After some opening words about the snow, Mrs May began by recalling her first speech as PM when she spoke up for the ‘just about managings’ and promised to defend them against ‘the powerful’, ‘mighty’, ‘wealthy’ and the ‘fortunate few’. In other words, George Osborne and Tony Blair!

‘That pledge,’ she said yesterday, ‘is what guides me in our negotiatio­ns with the EU.’

She hailed us as a nation of pioneers and explorers and innovators. We had tremendous intellects and we were proud of standing up for our values, etc. When prime ministers talk like this (Gordon Brown was always telling us, furiously, about our values) I find it exhausting. A pioneer? Moi? Explorer? Oh, Lord, do I have to be? I just want to sit down and have a sausage roll.

BUT such is the language of the political speech. When Mrs May mentioned our cities, they had to be ‘our great cities’. The union of Scotland and Wales and Northern Ireland and England was ‘the precious Union’.

She spoke for almost an hour and chunks of it were little easier to understand than one of St Paul’s epistles. Does any ordinary churchgoer ever cop what Paul is on about? One of the greatest miracles of Christiani­ty is that it spread despite St Paul’s inability to write accessible prose.

Theresa May speeches are not exactly Roy ‘Chubby’ Brown comedy routines but you had to admit that she packed in plenty of detail, even if one’s eyeballs were starting to smoke a bit when she got on to the Rogano Convention and the Safe Harbour Data Framework. Nurse, quick, bandages and splint, please: my brain just pulled a hamstring. Crafty old Boris to have found an excuse not to attend.

Which soundbite to believe? The one in which she said ‘we will not be buffeted by the demands to talk tough or threaten a walk- out’ or the repetition of her old line ‘no deal is better than a bad deal’? I’ve a nasty feeling the former is more her true position.

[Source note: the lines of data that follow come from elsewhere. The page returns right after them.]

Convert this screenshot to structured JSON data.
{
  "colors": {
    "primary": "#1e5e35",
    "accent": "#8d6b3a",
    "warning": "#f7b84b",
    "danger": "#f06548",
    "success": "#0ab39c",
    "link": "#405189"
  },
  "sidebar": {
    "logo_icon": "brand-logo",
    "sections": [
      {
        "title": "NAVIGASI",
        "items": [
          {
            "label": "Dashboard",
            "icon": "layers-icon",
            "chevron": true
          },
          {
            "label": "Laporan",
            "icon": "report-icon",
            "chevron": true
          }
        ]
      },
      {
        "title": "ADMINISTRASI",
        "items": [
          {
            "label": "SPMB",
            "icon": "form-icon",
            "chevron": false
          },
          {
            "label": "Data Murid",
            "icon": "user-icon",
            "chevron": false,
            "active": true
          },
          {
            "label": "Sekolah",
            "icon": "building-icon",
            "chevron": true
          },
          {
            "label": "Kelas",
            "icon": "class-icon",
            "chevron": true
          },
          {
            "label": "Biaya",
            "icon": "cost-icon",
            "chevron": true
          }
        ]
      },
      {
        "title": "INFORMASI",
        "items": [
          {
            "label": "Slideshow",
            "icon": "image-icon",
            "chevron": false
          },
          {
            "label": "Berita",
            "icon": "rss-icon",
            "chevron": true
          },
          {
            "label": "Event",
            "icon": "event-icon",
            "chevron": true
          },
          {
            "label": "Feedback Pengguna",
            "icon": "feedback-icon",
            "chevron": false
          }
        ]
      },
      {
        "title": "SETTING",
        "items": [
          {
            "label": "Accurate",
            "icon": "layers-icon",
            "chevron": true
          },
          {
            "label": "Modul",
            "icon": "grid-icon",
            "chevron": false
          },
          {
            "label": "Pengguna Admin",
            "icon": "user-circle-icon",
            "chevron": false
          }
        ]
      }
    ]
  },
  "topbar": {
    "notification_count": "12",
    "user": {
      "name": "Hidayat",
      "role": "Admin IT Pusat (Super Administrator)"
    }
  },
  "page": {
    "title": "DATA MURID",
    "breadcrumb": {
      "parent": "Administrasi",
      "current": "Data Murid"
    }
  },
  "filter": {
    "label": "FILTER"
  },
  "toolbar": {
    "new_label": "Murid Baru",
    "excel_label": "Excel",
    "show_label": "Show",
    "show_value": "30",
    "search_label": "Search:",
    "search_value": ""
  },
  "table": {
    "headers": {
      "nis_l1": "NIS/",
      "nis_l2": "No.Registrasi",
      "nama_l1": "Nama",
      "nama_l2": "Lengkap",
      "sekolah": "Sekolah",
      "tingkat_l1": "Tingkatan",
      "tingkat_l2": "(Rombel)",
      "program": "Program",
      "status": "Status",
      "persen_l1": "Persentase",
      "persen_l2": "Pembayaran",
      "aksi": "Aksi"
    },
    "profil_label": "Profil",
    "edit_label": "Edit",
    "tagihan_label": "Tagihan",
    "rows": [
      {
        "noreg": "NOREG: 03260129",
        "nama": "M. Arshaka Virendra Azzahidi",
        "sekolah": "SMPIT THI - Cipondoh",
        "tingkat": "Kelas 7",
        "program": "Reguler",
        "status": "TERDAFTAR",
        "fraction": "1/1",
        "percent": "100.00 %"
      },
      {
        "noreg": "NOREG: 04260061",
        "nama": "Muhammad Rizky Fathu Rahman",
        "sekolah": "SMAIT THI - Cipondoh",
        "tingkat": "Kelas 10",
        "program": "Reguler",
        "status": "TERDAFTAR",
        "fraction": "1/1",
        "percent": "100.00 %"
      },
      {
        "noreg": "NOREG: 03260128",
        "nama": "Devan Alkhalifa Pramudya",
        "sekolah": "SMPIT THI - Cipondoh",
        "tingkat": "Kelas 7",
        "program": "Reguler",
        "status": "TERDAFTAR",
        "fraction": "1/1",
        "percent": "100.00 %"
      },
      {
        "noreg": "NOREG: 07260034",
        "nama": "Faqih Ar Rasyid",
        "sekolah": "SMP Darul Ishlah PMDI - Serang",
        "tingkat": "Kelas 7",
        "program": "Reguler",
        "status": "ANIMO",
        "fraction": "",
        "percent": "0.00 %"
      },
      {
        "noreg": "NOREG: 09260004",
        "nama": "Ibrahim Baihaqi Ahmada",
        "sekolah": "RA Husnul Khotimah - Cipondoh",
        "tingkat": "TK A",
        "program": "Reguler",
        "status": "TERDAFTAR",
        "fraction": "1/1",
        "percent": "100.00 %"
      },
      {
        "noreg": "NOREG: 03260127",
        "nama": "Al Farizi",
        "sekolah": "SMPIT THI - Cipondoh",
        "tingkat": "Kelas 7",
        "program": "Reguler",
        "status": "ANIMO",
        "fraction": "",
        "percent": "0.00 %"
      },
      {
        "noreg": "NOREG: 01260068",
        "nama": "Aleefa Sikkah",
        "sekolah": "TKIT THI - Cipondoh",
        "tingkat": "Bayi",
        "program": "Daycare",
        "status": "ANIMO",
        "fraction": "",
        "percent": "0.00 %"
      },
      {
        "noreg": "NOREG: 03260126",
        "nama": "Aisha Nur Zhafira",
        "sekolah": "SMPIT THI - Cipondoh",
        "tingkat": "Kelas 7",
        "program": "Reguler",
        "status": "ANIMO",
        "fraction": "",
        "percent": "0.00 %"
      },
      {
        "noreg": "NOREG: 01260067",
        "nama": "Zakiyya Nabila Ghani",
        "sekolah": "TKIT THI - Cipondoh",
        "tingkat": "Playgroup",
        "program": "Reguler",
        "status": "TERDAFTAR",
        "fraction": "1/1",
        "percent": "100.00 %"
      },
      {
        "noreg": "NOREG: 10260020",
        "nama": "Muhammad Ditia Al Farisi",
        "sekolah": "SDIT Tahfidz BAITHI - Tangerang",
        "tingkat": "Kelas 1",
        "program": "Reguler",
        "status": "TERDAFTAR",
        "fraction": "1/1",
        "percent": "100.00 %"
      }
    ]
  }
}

But there was a flicker of irritation (a raised fingernail) with the EU when she mentioned Northern Ireland. And after saying she equally dismissed the ‘counsels of despair’ of the Remoaners, she gave a strong reply to a German reporter who invited her to disown Brexit. ‘No, we won’t think again on Brexit,’ she said. ‘The British people voted for Brexit.’

With that, and a certain air of relief, the assembled company voted for a late lunch.